三国公麻呂・猪名公高見・三輪君甕穂・紀臣乎麻呂岐太の4人が、代わって雉の輿をとり御殿の前に進み、そこで左右大臣が輿の前をかき、伊勢王・三国公麻呂・倉臣小屎が輿の後をかき、御座の前に置いた。天皇は皇太子を召され、共に雉を手に取ってご覧になった。皇太子は退いて再拝された。巨勢大臣に賀詞を奉らせて、
「公卿百官の者どもが賀詞を奉ります。陛下が徳をもって、平らかに天下を治められますので、ここに白雉が西の方から現れました。何卒陛下は千秋万歳にいたるまで、四方の大八島をお治めください。公卿・百官・あらゆる百姓も忠誠を尽くして勤めお仕えいたします。」
と述べ奉り、終わって再拝した。
すると天皇は詔されて、
「聖王が世に出でて天下を治めるときに、天が応えてめでたいしるしを示すという。昔、西の国の君・周の成王の世と、漢の明帝の時に白雉が現れた。わが国では応神天皇の世に、白いカラスが宮殿に巣をつくり、仁徳天皇の時に竜馬が西に現れた。

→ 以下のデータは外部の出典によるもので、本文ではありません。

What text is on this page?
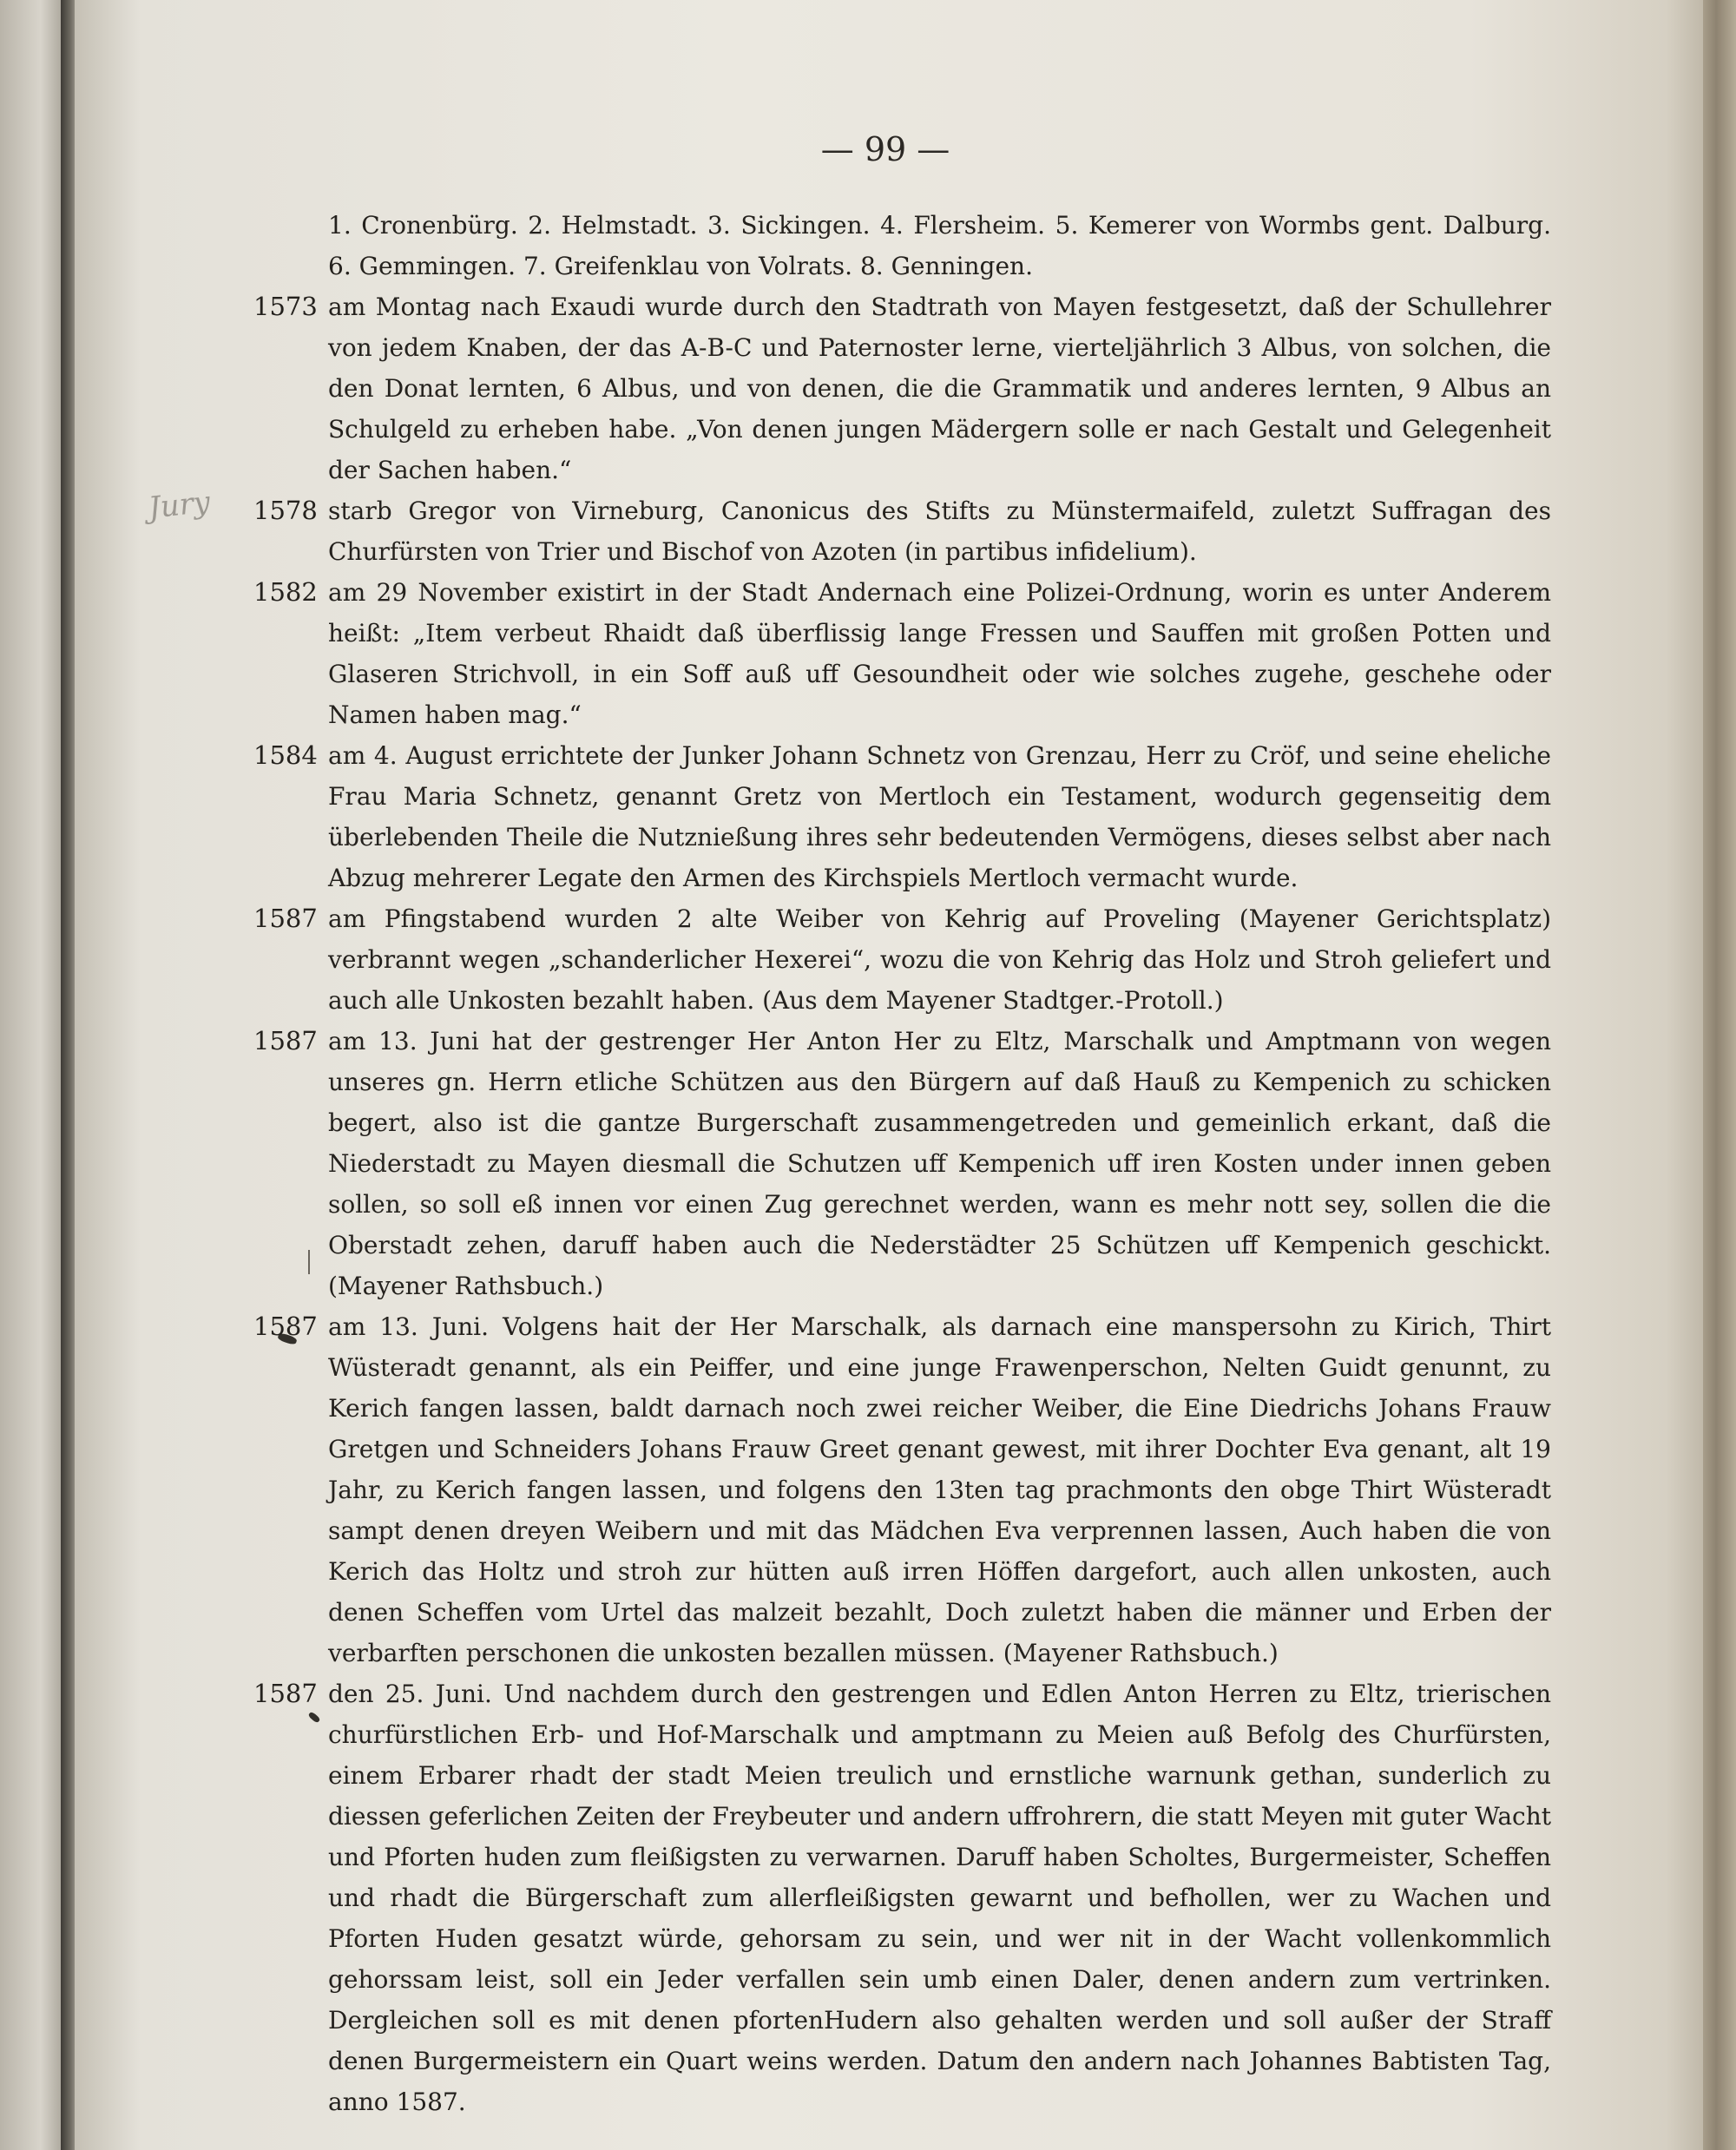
— 99 —
Jury

1. Cronenbürg. 2. Helmstadt. 3. Sickingen. 4. Flersheim. 5. Kemerer von Wormbs gent. Dalburg. 6. Gemmingen. 7. Greifenklau von Volrats. 8. Genningen.

1573 am Montag nach Exaudi wurde durch den Stadtrath von Mayen festgesetzt, daß der Schullehrer von jedem Knaben, der das A-B-C und Paternoster lerne, vierteljährlich 3 Albus, von solchen, die den Donat lernten, 6 Albus, und von denen, die die Grammatik und anderes lernten, 9 Albus an Schulgeld zu erheben habe. „Von denen jungen Mädergern solle er nach Gestalt und Gelegenheit der Sachen haben.“

1578 starb Gregor von Virneburg, Canonicus des Stifts zu Münstermaifeld, zuletzt Suffragan des Churfürsten von Trier und Bischof von Azoten (in partibus infidelium).

1582 am 29 November existirt in der Stadt Andernach eine Polizei-Ordnung, worin es unter Anderem heißt: „Item verbeut Rhaidt daß überflissig lange Fressen und Sauffen mit großen Potten und Glaseren Strichvoll, in ein Soff auß uff Gesoundheit oder wie solches zugehe, geschehe oder Namen haben mag.“

1584 am 4. August errichtete der Junker Johann Schnetz von Grenzau, Herr zu Cröf, und seine eheliche Frau Maria Schnetz, genannt Gretz von Mertloch ein Testament, wodurch gegenseitig dem überlebenden Theile die Nutznießung ihres sehr bedeutenden Vermögens, dieses selbst aber nach Abzug mehrerer Legate den Armen des Kirchspiels Mertloch vermacht wurde.

1587 am Pfingstabend wurden 2 alte Weiber von Kehrig auf Proveling (Mayener Gerichtsplatz) verbrannt wegen „schanderlicher Hexerei“, wozu die von Kehrig das Holz und Stroh geliefert und auch alle Unkosten bezahlt haben. (Aus dem Mayener Stadtger.-Protoll.)

1587 am 13. Juni hat der gestrenger Her Anton Her zu Eltz, Marschalk und Amptmann von wegen unseres gn. Herrn etliche Schützen aus den Bürgern auf daß Hauß zu Kempenich zu schicken begert, also ist die gantze Burgerschaft zusammengetreden und gemeinlich erkant, daß die Niederstadt zu Mayen diesmall die Schutzen uff Kempenich uff iren Kosten under innen geben sollen, so soll eß innen vor einen Zug gerechnet werden, wann es mehr nott sey, sollen die die Oberstadt zehen, daruff haben auch die Nederstädter 25 Schützen uff Kempenich geschickt. (Mayener Rathsbuch.)

1587 am 13. Juni. Volgens hait der Her Marschalk, als darnach eine manspersohn zu Kirich, Thirt Wüsteradt genannt, als ein Peiffer, und eine junge Frawenperschon, Nelten Guidt genunnt, zu Kerich fangen lassen, baldt darnach noch zwei reicher Weiber, die Eine Diedrichs Johans Frauw Gretgen und Schneiders Johans Frauw Greet genant gewest, mit ihrer Dochter Eva genant, alt 19 Jahr, zu Kerich fangen lassen, und folgens den 13ten tag prachmonts den obge Thirt Wüsteradt sampt denen dreyen Weibern und mit das Mädchen Eva verprennen lassen, Auch haben die von Kerich das Holtz und stroh zur hütten auß irren Höffen dargefort, auch allen unkosten, auch denen Scheffen vom Urtel das malzeit bezahlt, Doch zuletzt haben die männer und Erben der verbarften perschonen die unkosten bezallen müssen. (Mayener Rathsbuch.)

1587 den 25. Juni. Und nachdem durch den gestrengen und Edlen Anton Herren zu Eltz, trierischen churfürstlichen Erb- und Hof-Marschalk und amptmann zu Meien auß Befolg des Churfürsten, einem Erbarer rhadt der stadt Meien treulich und ernstliche warnunk gethan, sunderlich zu diessen geferlichen Zeiten der Freybeuter und andern uffrohrern, die statt Meyen mit guter Wacht und Pforten huden zum fleißigsten zu verwarnen. Daruff haben Scholtes, Burgermeister, Scheffen und rhadt die Bürgerschaft zum allerfleißigsten gewarnt und befhollen, wer zu Wachen und Pforten Huden gesatzt würde, gehorsam zu sein, und wer nit in der Wacht vollenkommlich gehorssam leist, soll ein Jeder verfallen sein umb einen Daler, denen andern zum vertrinken. Dergleichen soll es mit denen pfortenHudern also gehalten werden und soll außer der Straff denen Burgermeistern ein Quart weins werden. Datum den andern nach Johannes Babtisten Tag, anno 1587.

このように古くから今に至るまで、祥瑞が現れて有徳の君に応えることは、その例が多い。いわゆる鳳凰・麒麟・白雉・白烏、こうして鳥獣から草木に至るまで、めでたいしるしとして現れるのは、皆天地の生むところのものである。英明の君がこのような祥瑞を受けられるのはもっともであるが、不肖の自分がどうしてこれを受けるに値しようか。思うにこれは専ら、自分を助けてくれる公卿・臣・連・伴造・国造らが、それぞれの誠を尽くして、制度を遵奉してくれるからである。故に公卿より百官に至るまで、清く明らかな心をもって、神祇を敬い、皆でこの吉祥を受けて、天下をいよいよ栄えさせて欲しい」
と言われた。
また詔して、
「四方の諸の国・郡などを、天が委ね授けられるので、自分がまとめ天下を統治している。今我が祖先の神のお治めになる長門国からめでたいしるしがあった。それ故に天下に大赦を行い、白雉元年と改元する。」
と言われた。
よって鷹を長門の地方に放って生きものを捕らえることを禁じ、公卿大夫以下史に至るまで、位に応じて下賜品を頂いた。

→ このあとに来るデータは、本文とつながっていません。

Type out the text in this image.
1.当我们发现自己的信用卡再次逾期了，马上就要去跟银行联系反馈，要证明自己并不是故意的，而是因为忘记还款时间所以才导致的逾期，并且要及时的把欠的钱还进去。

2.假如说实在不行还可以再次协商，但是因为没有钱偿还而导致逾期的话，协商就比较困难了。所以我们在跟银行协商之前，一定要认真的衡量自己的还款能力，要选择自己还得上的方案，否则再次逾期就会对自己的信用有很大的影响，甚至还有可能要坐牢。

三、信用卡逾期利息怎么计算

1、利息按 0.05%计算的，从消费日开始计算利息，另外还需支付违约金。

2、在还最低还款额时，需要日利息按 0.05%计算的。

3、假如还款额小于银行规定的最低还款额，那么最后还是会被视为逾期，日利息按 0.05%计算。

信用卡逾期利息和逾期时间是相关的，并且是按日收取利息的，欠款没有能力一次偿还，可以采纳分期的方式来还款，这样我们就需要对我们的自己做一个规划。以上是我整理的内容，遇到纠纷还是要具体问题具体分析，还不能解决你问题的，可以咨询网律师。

国司草壁連醜経を褒めて、大山の位を授け、また多くの禄を賜った。また長門国に3年の調役を免除された。
夏4月、新羅が使いを遣わして調を奉った。
冬10月、宮の地に編入されるために、墓を壊された人、及び住居を遷された人々に、それぞれに応じた御下賜があった。
将作大匠荒田井直比羅夫を遣わして、宮地の境界標を立てさせた。
この月、丈六の繡仏・脇侍・八部衆などの36体の像を造りにかかった。
この年、漢山口直大口は詔を承って、千仏の像を刻んだ。倭漢直県・白髪部連鐙・難波吉士胡座を安芸国に遣わして、百済船2隻を造らせられた。


挿絵:茶蕗
文章:やっち


日本書紀「孝徳天皇(5)」登場人物紹介

<草壁醜経(くさかべのしこぶ)>
長門国(現在の山口県付近)の国司。白雉を孝徳天皇に献上した。